Iglesias que arden y la relación entre poder y libertad.

“La única iglesia que ilumina es la que arde”, es uno de los tantos emblemas de malestar y rabia contra la iglesia y contra Dios (o imágenes que le representen), expresados por los anarquistas españoles de la primera mitad del siglo XX y que han sido tomados por culturas políticas de cuño similar en tiempos más recientes. No es un dato menor precisar el origen del emblema, toda vez que el anarquismo español fue el más laicista y anticlerical de dicha expresión política. Sin embargo, ha tenido entre sus filas otras corrientes y a pensadores como León Tolstoi y Jacques Ellul que se han reconocido como cristianos y anarquistas. En cambio, el anarquismo español, fue muy influido por el cientificismo positivista, y dicha forma de entenderlo fue recibida con mayor facilidad en América Latina, tanto por razones idiomáticas como por redes organizativas o sociales. Y es dicha influencia la que puede constatarse en las escenas iconoclastas del estallido, revuelta o reventón social desde octubre del año pasado a la fecha.
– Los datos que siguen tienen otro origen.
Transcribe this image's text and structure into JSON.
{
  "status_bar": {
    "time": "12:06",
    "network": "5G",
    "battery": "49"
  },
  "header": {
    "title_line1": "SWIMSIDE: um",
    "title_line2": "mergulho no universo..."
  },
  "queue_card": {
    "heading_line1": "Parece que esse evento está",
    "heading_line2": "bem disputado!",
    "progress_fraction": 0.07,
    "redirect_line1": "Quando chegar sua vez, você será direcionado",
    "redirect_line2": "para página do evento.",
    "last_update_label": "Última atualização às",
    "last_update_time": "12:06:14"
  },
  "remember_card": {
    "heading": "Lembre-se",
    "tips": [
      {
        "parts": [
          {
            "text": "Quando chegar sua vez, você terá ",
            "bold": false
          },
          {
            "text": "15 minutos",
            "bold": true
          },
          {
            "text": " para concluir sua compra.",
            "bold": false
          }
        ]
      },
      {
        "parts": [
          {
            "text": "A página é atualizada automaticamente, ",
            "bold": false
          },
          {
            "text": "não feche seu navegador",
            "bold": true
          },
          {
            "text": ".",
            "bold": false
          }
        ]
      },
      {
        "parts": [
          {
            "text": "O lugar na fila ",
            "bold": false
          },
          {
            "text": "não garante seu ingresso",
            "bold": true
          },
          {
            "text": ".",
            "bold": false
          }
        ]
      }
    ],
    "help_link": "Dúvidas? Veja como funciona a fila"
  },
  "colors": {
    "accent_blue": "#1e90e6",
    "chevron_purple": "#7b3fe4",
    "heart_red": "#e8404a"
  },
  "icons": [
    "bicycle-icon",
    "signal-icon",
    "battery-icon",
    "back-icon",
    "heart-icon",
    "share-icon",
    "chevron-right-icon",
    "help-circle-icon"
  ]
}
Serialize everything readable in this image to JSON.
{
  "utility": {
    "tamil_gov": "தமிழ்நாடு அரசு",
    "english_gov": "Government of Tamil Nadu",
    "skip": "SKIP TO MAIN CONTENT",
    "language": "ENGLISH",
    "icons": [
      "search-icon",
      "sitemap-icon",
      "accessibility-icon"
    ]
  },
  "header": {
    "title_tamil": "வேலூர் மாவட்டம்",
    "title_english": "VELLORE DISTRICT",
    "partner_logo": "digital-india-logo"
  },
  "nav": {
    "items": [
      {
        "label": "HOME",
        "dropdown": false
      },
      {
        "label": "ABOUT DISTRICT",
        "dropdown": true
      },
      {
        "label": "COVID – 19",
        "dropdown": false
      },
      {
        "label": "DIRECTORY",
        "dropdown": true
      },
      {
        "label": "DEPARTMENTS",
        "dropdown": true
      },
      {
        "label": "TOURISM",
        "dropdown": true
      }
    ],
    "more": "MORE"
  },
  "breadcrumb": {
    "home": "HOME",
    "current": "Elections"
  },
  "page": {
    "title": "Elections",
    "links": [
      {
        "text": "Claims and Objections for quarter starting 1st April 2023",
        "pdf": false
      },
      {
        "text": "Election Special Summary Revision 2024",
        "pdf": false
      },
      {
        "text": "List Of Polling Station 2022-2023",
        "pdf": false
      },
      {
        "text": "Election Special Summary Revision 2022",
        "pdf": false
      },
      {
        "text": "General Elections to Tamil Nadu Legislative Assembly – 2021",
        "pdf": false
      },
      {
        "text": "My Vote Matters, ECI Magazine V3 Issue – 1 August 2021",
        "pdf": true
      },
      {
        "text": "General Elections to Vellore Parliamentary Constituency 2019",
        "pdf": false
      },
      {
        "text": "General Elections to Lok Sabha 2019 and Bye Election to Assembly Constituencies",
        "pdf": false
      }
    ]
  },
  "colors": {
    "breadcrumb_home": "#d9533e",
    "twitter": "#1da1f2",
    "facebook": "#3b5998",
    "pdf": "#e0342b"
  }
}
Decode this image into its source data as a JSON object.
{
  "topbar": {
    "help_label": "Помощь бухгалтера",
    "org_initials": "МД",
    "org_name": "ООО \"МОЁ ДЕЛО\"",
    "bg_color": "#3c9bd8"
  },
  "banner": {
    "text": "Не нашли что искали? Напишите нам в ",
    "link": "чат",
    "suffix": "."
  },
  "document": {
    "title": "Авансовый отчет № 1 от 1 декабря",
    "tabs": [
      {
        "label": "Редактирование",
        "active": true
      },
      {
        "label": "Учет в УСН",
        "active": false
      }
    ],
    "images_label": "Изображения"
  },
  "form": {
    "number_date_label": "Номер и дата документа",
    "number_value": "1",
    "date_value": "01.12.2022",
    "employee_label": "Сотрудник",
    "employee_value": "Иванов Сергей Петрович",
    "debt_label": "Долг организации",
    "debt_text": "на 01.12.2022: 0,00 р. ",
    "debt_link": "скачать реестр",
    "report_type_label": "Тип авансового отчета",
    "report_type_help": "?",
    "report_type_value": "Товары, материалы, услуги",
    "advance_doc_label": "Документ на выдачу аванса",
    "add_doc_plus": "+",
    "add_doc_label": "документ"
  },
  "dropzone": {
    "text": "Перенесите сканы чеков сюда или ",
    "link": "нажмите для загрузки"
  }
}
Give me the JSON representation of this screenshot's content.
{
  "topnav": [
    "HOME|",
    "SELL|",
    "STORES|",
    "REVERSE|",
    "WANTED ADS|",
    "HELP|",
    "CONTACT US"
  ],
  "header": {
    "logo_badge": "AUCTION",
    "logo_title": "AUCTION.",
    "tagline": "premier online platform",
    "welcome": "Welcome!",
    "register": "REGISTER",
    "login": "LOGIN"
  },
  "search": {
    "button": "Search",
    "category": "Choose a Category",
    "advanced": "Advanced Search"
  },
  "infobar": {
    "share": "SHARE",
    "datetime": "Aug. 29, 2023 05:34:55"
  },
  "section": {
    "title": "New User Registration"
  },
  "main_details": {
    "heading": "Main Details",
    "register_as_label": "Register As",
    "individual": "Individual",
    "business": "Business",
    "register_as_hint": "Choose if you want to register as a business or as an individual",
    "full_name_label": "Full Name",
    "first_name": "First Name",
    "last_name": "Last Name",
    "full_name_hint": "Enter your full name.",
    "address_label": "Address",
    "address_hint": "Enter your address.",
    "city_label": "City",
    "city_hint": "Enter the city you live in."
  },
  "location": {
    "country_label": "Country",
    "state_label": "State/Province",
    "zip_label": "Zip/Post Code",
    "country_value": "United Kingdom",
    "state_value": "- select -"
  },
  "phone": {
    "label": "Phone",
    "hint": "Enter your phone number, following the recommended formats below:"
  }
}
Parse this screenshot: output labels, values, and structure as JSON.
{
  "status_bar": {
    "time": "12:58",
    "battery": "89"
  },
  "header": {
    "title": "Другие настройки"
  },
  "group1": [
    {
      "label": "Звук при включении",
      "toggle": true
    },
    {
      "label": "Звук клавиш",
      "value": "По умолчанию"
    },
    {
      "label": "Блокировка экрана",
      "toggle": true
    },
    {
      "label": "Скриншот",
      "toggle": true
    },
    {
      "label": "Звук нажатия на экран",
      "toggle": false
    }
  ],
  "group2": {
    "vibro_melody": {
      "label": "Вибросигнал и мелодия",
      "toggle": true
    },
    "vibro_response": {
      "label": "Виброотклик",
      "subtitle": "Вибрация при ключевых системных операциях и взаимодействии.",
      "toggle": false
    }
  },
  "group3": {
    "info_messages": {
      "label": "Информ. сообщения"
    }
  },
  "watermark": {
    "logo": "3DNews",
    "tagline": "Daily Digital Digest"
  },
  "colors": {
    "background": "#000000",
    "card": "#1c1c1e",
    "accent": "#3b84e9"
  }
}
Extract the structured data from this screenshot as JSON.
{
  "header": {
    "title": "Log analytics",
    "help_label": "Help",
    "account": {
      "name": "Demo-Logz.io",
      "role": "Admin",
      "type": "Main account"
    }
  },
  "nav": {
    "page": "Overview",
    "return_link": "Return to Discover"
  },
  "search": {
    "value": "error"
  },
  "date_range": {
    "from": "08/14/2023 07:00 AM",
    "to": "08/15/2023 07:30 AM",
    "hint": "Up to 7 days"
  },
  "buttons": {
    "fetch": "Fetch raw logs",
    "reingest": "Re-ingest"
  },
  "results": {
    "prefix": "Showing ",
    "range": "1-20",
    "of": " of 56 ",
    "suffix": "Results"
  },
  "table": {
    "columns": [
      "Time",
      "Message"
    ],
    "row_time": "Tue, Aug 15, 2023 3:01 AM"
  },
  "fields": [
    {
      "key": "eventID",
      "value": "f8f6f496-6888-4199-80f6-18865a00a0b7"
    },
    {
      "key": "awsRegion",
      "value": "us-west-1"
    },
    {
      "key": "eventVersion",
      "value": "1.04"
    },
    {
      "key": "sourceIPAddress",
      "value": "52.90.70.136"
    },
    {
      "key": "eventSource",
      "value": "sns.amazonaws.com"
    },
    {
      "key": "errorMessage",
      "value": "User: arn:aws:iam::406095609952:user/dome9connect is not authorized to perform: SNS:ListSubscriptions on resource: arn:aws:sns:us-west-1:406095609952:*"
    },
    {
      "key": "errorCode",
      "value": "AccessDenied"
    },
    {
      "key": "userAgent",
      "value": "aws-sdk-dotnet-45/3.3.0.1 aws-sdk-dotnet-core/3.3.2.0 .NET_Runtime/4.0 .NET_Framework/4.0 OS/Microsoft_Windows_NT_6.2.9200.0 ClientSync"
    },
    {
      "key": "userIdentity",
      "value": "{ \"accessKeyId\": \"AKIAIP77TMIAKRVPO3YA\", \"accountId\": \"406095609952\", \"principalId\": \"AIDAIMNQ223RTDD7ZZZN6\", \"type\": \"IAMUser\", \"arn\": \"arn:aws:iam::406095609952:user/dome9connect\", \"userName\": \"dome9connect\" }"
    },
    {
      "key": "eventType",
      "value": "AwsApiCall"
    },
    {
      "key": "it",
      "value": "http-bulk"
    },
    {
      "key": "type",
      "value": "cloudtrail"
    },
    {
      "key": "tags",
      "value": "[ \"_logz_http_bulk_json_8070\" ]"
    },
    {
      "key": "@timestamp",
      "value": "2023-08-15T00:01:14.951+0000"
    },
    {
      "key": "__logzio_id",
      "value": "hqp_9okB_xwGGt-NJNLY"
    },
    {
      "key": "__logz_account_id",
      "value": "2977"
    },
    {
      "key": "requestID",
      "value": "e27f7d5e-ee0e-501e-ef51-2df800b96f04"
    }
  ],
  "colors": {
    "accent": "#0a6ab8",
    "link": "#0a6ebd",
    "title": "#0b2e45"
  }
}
Comencemos con la siguiente premisa: las acciones iconoclastas, de quema de templos y bandalización de los mismos, es del todo repudiable y lamentable, y ello, no por el lugar ni por los objetos, sino porque lo único que muestran estos actos, es a personas que enarbolan las banderas de la libertad, pero que sólo refieren a una emancipación que es ensimismada e individualizada, construyendo un conservadurismo y moralidad, contradictoriamente semantizados como progresistas. Por ende, no solo son dañados muros, techumbres y los adminículos que hay dentro de los templos, sino también, los afectos de personas que construyen sus propias redes sociales al alero de una comunidad eclesial. Bajo la misma lógica, esa religión secularizada, también debería arder.

Junto con eso, se debe señalar que el fenómeno de la iconoclasia amerita ser reflexionado, más allá de la constatación de los hechos como acontecimientos repudiables, problematizando las causales, los medios y los fines que se buscan con ellos.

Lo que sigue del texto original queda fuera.